By: Dr. Janice Stuart

While I’ve heard trauma defined in many different ways, here’s a definition I particularly like:

“Trauma = any threat that you are not prepared to handle.”

Think about that – any threat that you’re not prepared to handle can be traumatizing.

Does this mean that you have Post Traumatic Stress Disorder (PTSD) if you simply experience a threat that you’re not ready to deal with? No…you can struggle with trauma, and suffer a lot of emotional pain, even if you don’t meet the diagnostic criteria for PTSD.

One of the biggest struggles with overcoming trauma is that is has very little to do with how you think. However, it does have a lot to do with your body interpreting the world as a dangerous place. It is not something you can just talk yourself out of. And sadly, not even time itself can heal the wounds of trauma.

Trauma symptoms can leave you feeling unsafe even in your own body.  (Read more feeling emotionally safe in your body at myShrink.com) Fortunately, very effective treatment is readily available.

You see, as an EMDR psychologist I often help clients find relief for their trauma symptoms.

A bit of background though…

EMDR stands for Eye Movement Desensitization & Reprocessing. This technique was developed by psychologist Dr. Francine Shapiro. It’s a procedure used to reduce the pain of old traumatic experiences that intrude on your daily life. Since its initial development , EMDR has evolved through the efforts of psychologists, therapists and researchers from around the world.

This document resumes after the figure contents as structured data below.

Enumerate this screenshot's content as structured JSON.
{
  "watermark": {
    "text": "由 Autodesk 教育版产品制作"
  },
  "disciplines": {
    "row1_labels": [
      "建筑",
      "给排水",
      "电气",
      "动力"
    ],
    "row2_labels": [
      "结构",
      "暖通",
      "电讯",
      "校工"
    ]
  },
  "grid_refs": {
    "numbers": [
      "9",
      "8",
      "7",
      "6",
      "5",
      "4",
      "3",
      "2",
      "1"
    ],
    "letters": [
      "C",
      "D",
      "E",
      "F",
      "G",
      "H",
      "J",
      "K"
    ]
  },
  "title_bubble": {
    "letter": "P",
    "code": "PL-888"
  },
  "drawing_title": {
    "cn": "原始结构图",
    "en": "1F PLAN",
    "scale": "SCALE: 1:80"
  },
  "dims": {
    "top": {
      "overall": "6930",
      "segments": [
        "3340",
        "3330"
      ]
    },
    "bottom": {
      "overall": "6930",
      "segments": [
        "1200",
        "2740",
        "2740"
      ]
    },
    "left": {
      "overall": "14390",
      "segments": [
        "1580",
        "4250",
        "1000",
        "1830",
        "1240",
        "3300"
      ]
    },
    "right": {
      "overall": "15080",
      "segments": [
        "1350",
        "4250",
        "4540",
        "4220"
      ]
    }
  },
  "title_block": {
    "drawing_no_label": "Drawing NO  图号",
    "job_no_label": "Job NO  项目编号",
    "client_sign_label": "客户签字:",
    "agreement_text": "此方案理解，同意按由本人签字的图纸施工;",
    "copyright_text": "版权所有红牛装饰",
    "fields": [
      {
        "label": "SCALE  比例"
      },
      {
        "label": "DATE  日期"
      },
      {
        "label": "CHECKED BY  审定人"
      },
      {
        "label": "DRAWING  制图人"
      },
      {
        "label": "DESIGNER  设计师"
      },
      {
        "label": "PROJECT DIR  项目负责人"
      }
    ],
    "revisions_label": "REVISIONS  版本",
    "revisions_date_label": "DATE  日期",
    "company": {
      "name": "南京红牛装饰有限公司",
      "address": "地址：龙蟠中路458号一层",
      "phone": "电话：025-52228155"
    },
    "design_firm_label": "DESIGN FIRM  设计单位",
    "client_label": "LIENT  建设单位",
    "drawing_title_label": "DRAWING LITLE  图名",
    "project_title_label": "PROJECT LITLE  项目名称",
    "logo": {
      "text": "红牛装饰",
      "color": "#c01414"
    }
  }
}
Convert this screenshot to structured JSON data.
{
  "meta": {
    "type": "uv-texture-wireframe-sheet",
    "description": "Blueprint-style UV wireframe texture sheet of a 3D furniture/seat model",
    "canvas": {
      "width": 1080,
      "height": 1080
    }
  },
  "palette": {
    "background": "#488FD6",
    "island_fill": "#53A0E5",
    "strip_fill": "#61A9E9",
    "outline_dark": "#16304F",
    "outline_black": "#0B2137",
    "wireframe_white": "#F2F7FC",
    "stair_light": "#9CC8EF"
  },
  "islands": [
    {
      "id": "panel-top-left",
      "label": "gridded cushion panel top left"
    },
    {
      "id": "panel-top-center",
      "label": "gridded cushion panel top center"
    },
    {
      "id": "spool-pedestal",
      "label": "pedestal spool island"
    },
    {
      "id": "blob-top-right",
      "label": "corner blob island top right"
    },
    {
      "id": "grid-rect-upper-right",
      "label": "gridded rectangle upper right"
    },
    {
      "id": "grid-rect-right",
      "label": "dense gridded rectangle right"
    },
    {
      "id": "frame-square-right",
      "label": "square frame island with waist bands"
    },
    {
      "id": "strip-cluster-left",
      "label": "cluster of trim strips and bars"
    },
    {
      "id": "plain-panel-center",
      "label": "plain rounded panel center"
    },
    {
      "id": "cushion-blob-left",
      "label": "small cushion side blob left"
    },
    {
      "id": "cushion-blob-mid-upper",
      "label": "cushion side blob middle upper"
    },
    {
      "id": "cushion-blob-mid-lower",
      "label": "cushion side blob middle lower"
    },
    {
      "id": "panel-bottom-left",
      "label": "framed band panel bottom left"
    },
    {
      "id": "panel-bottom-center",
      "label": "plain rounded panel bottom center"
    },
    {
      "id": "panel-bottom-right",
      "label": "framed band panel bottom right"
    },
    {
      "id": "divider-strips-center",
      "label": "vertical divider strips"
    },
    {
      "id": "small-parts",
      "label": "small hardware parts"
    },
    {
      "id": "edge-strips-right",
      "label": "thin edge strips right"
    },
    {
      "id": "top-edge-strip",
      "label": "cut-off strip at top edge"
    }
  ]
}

There are two types of trauma: big “T” trauma, and little “t” trauma. Big “T” traumas are the result of horrific events: war, sexual assault, loss of a child. Little “t” traumas are smaller negative experiences, such as negative indoctrination or interpersonal experiences that impinge on self-worth, maturity, or achievement. I personally use EMDR  to help relieve the pain associated with either type of trauma.

An EMDR therapist must take a thorough history to determine if and how EMDR can be used as an integral part of an overall treatment plan. EMDR is one of the most researched treatments for PTSD, with many clinical studies showing its effects to be effective and long-lasting.

EMDR has also been used successfully to treat other problems including: anxiety, phobias, sexual abuse, panic attacks, etc. I personally like to use it because it apparently jump starts the brain’s natural healing ability, which causes traumatic memories fade significantly.